Et pour cause, réinventer les processus administratifs implique de repenser l’architecture globale entre sphère régalienne et opérateurs privés. Cette refonte doit être guidée par les usages réels : il faut se mettre à la place des citoyens et des agents, sans compromis sur la protection des données et le consentement, tout en accompagnant la transformation dans le temps.
Valérie Mancret-Taylor, Directrice Générale de l’ANAH, a souligné que simplifier ne doit pas signifier renoncer à la sécurité, dans un contexte de fraude croissante. « Nous utilisons des APIs entre services de l’État pour fluidifier les parcours usagers, mais notre mission de service public nous impose des contrôles stricts. » Ces contrôles sont justifiés : en 2024, l’ANAH a évité 230 millions d’euros de fraude en bloquant 45 000 dossiers, soit 10 % des demandes adressées.
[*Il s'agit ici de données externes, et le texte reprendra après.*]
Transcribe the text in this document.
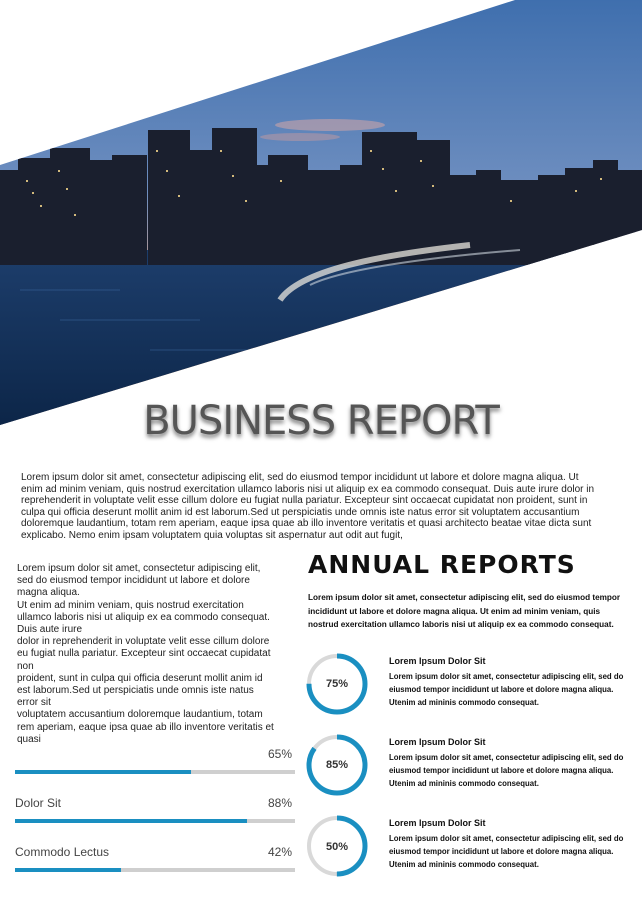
BUSINESS REPORT
Lorem ipsum dolor sit amet, consectetur adipiscing elit, sed do eiusmod tempor incididunt ut labore et dolore magna aliqua. Ut enim ad minim veniam, quis nostrud exercitation ullamco laboris nisi ut aliquip ex ea commodo consequat. Duis aute irure dolor in reprehenderit in voluptate velit esse cillum dolore eu fugiat nulla pariatur. Excepteur sint occaecat cupidatat non proident, sunt in culpa qui officia deserunt mollit anim id est laborum.Sed ut perspiciatis unde omnis iste natus error sit voluptatem accusantium doloremque laudantium, totam rem aperiam, eaque ipsa quae ab illo inventore veritatis et quasi architecto beatae vitae dicta sunt explicabo. Nemo enim ipsam voluptatem quia voluptas sit aspernatur aut odit aut fugit,
Lorem ipsum dolor sit amet, consectetur adipiscing elit,
sed do eiusmod tempor incididunt ut labore et dolore
magna aliqua.
Ut enim ad minim veniam, quis nostrud exercitation
ullamco laboris nisi ut aliquip ex ea commodo consequat.
Duis aute irure
dolor in reprehenderit in voluptate velit esse cillum dolore
eu fugiat nulla pariatur. Excepteur sint occaecat cupidatat
non
proident, sunt in culpa qui officia deserunt mollit anim id
est laborum.Sed ut perspiciatis unde omnis iste natus
error sit
voluptatem accusantium doloremque laudantium, totam
rem aperiam, eaque ipsa quae ab illo inventore veritatis et
quasi
65%
Dolor Sit	88%
Commodo Lectus	42%
ANNUAL REPORTS
Lorem ipsum dolor sit amet, consectetur adipiscing elit, sed do eiusmod tempor incididunt ut labore et dolore magna aliqua. Ut enim ad minim veniam, quis nostrud exercitation ullamco laboris nisi ut aliquip ex ea commodo consequat.
75%
Lorem Ipsum Dolor Sit
Lorem ipsum dolor sit amet, consectetur adipiscing elit, sed do eiusmod tempor incididunt ut labore et dolore magna aliqua. Utenim ad mininis commodo consequat.
85%
Lorem Ipsum Dolor Sit
Lorem ipsum dolor sit amet, consectetur adipiscing elit, sed do eiusmod tempor incididunt ut labore et dolore magna aliqua. Utenim ad mininis commodo consequat.
50%
Lorem Ipsum Dolor Sit
Lorem ipsum dolor sit amet, consectetur adipiscing elit, sed do eiusmod tempor incididunt ut labore et dolore magna aliqua. Utenim ad mininis commodo consequat.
Pour Philippe Vrignaud, Chef de pôle « relations usagers-agents » et Directeur-Fondateur de « Démarches-Simplifiées » de la DINUM, le chemin est encore long : il faut industrialiser les processus pour gagner en productivité et en coopération européenne. Mais cette ambition se heurte à des freins culturels persistants autour du partage de données. La France se classerait d’ailleurs 21e sur 27 en Europe en matière de pré-chargement automatique des données dans les formulaires !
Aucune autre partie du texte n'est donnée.